En consultant publiquement les députés, Rivlin dévoile la tambouille électorale

Le président a initié lundi les entretiens avec les dirigeants politiques nouvellement élus au sujet de la prochaine coalition, mais sous l’œil des caméras - Que mijote-t-il ?

Raoul Wootliff

Raoul Wootliff est le correspondant parlementaire du Times of Israël

Le Président Reuven RIvlin aide des bénévoles à préparer des colis de nourriture pour les familles nécessiteuses avant Pessah, à la résidence du Président à Jérusalem, le 19 avril 2016. (Hadas Parush/Flash90/Fichier)
Le Président Reuven RIvlin aide des bénévoles à préparer des colis de nourriture pour les familles nécessiteuses avant Pessah, à la résidence du Président à Jérusalem, le 19 avril 2016. (Hadas Parush/Flash90/Fichier)

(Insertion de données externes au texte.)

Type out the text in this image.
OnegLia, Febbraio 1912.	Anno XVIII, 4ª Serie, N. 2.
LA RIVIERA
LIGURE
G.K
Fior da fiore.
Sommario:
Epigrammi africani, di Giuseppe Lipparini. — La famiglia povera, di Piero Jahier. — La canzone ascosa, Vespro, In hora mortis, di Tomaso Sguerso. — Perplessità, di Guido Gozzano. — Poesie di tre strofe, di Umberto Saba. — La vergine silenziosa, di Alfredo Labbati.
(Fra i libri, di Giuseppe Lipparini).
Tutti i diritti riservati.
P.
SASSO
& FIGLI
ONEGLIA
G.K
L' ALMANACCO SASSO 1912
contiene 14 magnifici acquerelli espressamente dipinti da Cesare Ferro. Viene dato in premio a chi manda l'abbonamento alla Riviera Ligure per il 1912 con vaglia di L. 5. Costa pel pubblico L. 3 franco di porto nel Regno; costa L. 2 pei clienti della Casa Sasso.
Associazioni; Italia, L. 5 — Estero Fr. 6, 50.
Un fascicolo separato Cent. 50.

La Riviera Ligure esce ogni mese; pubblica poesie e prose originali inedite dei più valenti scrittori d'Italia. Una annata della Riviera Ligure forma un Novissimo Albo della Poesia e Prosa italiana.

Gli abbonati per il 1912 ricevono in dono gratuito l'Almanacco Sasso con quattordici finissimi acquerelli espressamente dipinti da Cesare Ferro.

Le chancelier de fer Otto von Bismarck aurait dit un jour : « Les lois c’est comme les saucisses, il vaut mieux ne pas être là quand elles sont faites. »

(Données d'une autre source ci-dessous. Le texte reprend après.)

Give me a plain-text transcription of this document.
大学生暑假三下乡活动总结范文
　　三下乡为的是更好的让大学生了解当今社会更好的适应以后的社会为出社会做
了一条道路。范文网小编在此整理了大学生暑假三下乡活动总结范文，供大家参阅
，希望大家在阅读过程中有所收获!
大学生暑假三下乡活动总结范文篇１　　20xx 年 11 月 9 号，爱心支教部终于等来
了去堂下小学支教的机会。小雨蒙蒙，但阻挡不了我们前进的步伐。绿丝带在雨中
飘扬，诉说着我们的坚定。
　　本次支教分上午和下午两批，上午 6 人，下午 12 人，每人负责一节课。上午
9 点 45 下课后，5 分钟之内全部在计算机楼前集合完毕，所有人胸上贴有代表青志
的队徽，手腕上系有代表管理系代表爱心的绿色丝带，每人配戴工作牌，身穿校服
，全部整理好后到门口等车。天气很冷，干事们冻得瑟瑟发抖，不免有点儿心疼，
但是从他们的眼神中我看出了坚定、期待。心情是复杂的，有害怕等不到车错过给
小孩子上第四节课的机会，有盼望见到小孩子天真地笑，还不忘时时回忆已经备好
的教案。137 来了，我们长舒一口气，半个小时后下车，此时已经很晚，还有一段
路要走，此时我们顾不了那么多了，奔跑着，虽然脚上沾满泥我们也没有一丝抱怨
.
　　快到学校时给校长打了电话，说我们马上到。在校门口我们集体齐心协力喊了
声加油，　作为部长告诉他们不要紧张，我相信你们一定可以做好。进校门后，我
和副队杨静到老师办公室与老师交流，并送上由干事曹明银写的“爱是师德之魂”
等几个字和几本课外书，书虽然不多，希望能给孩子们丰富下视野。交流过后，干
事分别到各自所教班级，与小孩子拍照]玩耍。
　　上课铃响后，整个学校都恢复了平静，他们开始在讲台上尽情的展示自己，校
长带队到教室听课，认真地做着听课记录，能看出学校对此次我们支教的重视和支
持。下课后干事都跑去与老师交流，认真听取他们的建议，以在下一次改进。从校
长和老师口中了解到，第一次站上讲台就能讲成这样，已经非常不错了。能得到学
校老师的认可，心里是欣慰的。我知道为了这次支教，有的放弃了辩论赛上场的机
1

Il en va de même pour les gouvernements de coalition. Voir la réalité qu’ils renferment peut s’avérer parfaitement décourageant.

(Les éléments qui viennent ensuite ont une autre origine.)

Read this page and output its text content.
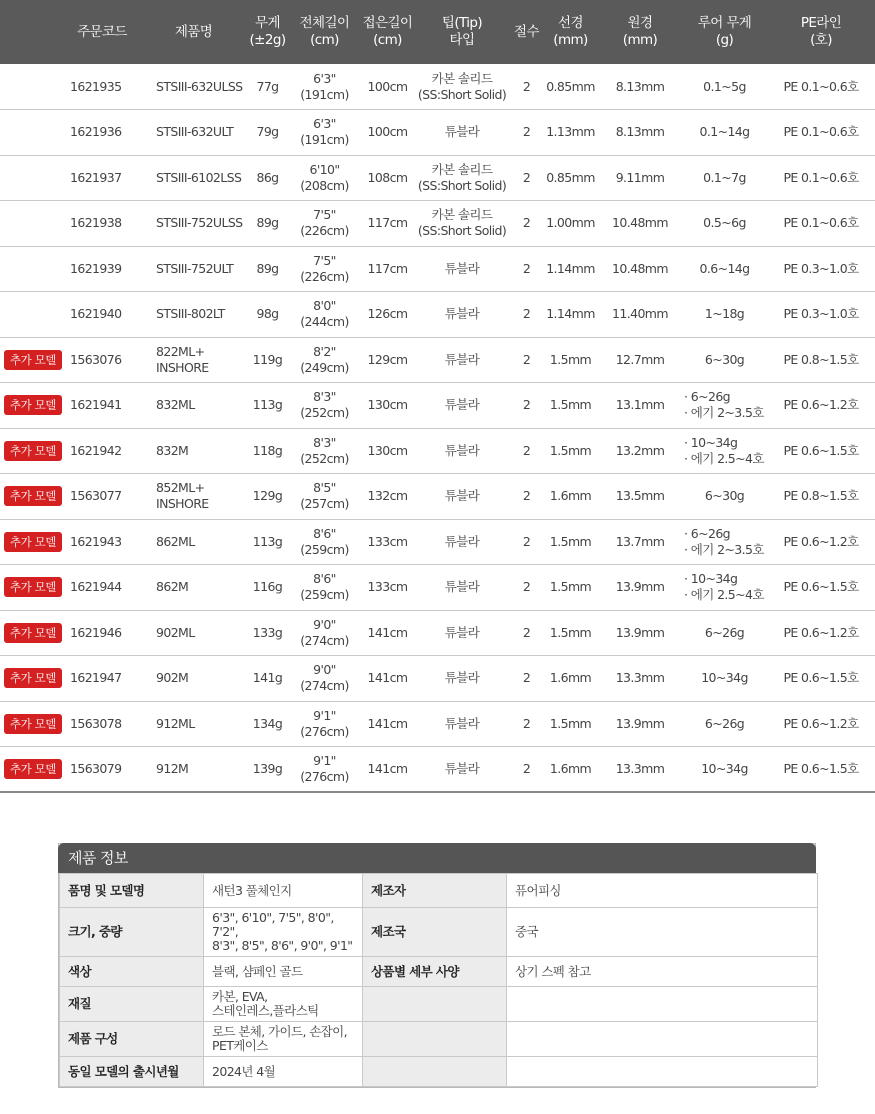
	주문코드	제품명	무게
(±2g)	전체길이
(cm)	접은길이
(cm)	팁(Tip)
타입	절수	선경
(mm)	원경
(mm)	루어 무게
(g)	PE라인
(호)
	1621935	STSIII-632ULSS	77g	6'3"
(191cm)	100cm	카본 솔리드
(SS:Short Solid)	2	0.85mm	8.13mm	0.1~5g	PE 0.1~0.6호
	1621936	STSIII-632ULT	79g	6'3"
(191cm)	100cm	튜블라	2	1.13mm	8.13mm	0.1~14g	PE 0.1~0.6호
	1621937	STSIII-6102LSS	86g	6'10"
(208cm)	108cm	카본 솔리드
(SS:Short Solid)	2	0.85mm	9.11mm	0.1~7g	PE 0.1~0.6호
	1621938	STSIII-752ULSS	89g	7'5"
(226cm)	117cm	카본 솔리드
(SS:Short Solid)	2	1.00mm	10.48mm	0.5~6g	PE 0.1~0.6호
	1621939	STSIII-752ULT	89g	7'5"
(226cm)	117cm	튜블라	2	1.14mm	10.48mm	0.6~14g	PE 0.3~1.0호
	1621940	STSIII-802LT	98g	8'0"
(244cm)	126cm	튜블라	2	1.14mm	11.40mm	1~18g	PE 0.3~1.0호
추가 모델	1563076	822ML+ INSHORE	119g	8'2"
(249cm)	129cm	튜블라	2	1.5mm	12.7mm	6~30g	PE 0.8~1.5호
추가 모델	1621941	832ML	113g	8'3"
(252cm)	130cm	튜블라	2	1.5mm	13.1mm	· 6~26g
· 에기 2~3.5호	PE 0.6~1.2호
추가 모델	1621942	832M	118g	8'3"
(252cm)	130cm	튜블라	2	1.5mm	13.2mm	· 10~34g
· 에기 2.5~4호	PE 0.6~1.5호
추가 모델	1563077	852ML+ INSHORE	129g	8'5"
(257cm)	132cm	튜블라	2	1.6mm	13.5mm	6~30g	PE 0.8~1.5호
추가 모델	1621943	862ML	113g	8'6"
(259cm)	133cm	튜블라	2	1.5mm	13.7mm	· 6~26g
· 에기 2~3.5호	PE 0.6~1.2호
추가 모델	1621944	862M	116g	8'6"
(259cm)	133cm	튜블라	2	1.5mm	13.9mm	· 10~34g
· 에기 2.5~4호	PE 0.6~1.5호
추가 모델	1621946	902ML	133g	9'0"
(274cm)	141cm	튜블라	2	1.5mm	13.9mm	6~26g	PE 0.6~1.2호
추가 모델	1621947	902M	141g	9'0"
(274cm)	141cm	튜블라	2	1.6mm	13.3mm	10~34g	PE 0.6~1.5호
추가 모델	1563078	912ML	134g	9'1"
(276cm)	141cm	튜블라	2	1.5mm	13.9mm	6~26g	PE 0.6~1.2호
추가 모델	1563079	912M	139g	9'1"
(276cm)	141cm	튜블라	2	1.6mm	13.3mm	10~34g	PE 0.6~1.5호
제품 정보
품명 및 모델명	새턴3 풀체인지	제조자	퓨어피싱
크기, 중량	6'3", 6'10", 7'5", 8'0", 7'2",
8'3", 8'5", 8'6", 9'0", 9'1"	제조국	중국
색상	블랙, 샴페인 골드	상품별 세부 사양	상기 스펙 참고
재질	카본, EVA,
스테인레스,플라스틱		
제품 구성	로드 본체, 가이드, 손잡이,
PET케이스		
동일 모델의 출시년월	2024년 4월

C’est pourquoi la décision du président Reuven Rivlin de diffuser les consultations post-électorales de lundi et de mardi avec les chefs des partis est curieuse.

Après chacune des 20 dernières élections, le président d’Israël a rencontré en privé des représentants de chaque parti pour entendre leurs recommandations sur la personne à nommer à la tête du prochain gouvernement. A l’issue des consultations à huis clos, le chef de l’Etat fait connaître le membre de la Knesset qu’il a chargé de former un gouvernement. Selon la Loi fondamentale, cette personne a 28 jours pour former un nouveau gouvernement. Si nécessaire, le président peut allouer jusqu’à 14 jours supplémentaires pour mener à bien le travail.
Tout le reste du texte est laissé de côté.